In questo intervento al IX congresso dei Radicali Italiani (Chianciano, 29 ottobre – 1 novembre 2010) non parlo di Bunga Bunga, ma di paesaggio, ambiente, salute. E un po’ anche di politica e di giustizia.
Inoltre, poiché le pagine dei giornali straripano di zoccole e marchette, e non trovano spazio per informare i 60 milioni di italiani che nelle città con più di 150 mila abitanti si potrà, per decreto, continuare a superare il limite di emissione del cancerogeno benzoapirene (che è di 1 nanogrammo a metro cubo) fino al 31 dicembre 2012, vi propongo anche questa lettera agghiacciante (Appello pediatri) delle società pediatriche italiane.

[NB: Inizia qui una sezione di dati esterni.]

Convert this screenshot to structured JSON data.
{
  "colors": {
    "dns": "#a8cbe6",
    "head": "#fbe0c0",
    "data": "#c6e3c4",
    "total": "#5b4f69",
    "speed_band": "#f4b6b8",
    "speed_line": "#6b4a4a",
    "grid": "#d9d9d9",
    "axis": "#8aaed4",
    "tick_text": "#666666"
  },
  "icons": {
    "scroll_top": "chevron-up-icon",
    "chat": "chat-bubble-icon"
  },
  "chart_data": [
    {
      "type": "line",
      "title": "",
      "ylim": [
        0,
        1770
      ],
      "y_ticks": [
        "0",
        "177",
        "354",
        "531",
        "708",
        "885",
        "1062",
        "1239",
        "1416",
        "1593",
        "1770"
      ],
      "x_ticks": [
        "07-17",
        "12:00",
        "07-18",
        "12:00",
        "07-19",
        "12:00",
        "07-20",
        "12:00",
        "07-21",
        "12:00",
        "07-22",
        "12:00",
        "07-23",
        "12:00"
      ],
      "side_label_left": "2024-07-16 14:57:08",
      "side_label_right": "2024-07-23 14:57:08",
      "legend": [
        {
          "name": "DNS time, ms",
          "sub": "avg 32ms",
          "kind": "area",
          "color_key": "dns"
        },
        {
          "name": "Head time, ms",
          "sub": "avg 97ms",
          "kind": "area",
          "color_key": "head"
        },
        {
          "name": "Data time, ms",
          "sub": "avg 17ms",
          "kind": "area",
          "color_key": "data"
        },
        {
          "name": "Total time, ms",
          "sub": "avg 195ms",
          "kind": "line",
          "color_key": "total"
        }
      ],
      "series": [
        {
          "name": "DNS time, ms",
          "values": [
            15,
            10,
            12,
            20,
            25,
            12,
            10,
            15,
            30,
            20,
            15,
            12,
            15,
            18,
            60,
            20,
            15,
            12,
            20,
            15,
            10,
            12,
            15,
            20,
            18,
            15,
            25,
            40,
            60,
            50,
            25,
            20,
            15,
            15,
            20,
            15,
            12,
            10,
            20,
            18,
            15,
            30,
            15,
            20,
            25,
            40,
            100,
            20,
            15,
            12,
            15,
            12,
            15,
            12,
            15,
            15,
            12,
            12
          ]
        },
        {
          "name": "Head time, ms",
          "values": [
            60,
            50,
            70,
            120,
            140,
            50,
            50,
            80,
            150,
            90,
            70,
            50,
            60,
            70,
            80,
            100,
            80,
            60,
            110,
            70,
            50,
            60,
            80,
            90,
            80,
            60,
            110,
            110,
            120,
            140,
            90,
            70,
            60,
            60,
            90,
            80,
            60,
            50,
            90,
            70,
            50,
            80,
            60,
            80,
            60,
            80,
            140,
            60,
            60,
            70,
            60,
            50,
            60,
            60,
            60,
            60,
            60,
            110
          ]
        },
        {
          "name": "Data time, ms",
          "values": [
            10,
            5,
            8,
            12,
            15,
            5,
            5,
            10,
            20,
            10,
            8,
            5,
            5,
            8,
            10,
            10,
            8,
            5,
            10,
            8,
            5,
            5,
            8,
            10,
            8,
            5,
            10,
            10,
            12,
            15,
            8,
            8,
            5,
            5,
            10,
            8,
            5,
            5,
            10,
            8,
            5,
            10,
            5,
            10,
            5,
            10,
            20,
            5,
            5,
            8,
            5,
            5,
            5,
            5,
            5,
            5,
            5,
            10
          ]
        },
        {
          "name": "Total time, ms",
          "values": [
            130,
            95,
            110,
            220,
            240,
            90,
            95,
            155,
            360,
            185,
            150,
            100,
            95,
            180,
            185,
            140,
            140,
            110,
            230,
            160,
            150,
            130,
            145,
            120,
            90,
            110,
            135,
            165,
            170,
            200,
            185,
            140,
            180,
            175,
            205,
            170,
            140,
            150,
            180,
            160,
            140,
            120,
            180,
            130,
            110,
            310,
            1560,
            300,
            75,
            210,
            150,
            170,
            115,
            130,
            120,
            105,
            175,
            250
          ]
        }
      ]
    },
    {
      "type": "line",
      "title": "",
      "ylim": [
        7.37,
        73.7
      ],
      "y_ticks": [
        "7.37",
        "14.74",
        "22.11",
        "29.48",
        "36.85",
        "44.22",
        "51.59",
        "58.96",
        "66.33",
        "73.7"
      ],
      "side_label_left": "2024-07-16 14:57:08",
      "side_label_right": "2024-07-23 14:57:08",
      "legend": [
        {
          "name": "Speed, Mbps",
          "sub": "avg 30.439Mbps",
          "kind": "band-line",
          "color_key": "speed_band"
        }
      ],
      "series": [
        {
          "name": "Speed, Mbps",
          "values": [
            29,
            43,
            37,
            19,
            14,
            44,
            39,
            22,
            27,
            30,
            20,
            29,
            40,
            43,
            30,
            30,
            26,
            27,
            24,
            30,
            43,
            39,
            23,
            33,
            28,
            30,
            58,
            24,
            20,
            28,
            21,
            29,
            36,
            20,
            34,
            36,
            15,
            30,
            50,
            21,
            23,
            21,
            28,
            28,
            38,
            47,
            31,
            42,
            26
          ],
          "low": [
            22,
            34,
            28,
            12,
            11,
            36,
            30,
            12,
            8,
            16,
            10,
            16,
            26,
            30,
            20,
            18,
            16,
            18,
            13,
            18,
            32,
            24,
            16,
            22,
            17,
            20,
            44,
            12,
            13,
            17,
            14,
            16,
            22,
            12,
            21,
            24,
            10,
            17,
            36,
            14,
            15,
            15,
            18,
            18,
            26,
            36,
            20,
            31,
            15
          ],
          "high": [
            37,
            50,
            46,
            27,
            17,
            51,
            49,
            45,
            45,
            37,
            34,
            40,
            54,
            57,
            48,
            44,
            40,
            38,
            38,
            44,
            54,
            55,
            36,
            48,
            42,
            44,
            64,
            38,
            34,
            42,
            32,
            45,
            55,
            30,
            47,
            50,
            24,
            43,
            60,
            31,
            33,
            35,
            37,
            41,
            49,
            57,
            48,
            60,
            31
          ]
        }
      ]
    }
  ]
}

Pensate come saranno contenti a Taranto, dove già si produce e si ingerisce il 90 per cento di tutta diossina italiana, per quest’altro regalo. Dopo la legge-truffa della Regione Puglia che nega il campionamento in continuo degli impianti (obsoleti) del centro siderurgico e degli altri stabilimenti del polo industriale per le emissioni di diossina, ecco il decreto legislativo del governo nazionale che proroga di due anni la licenza di uccidere concessa al benzoapirene.
L’importante però è vigilare. Non sul tasso di diossina e di benzoapirene nell’aria, nell’acqua e persino nel latte e nelle carni degli animali, ma sul tasso di “politicamente corretto” nel grande dibattito in corso: meglio omosex o etero? E il puttanismo come dev’essere, duty free o militante?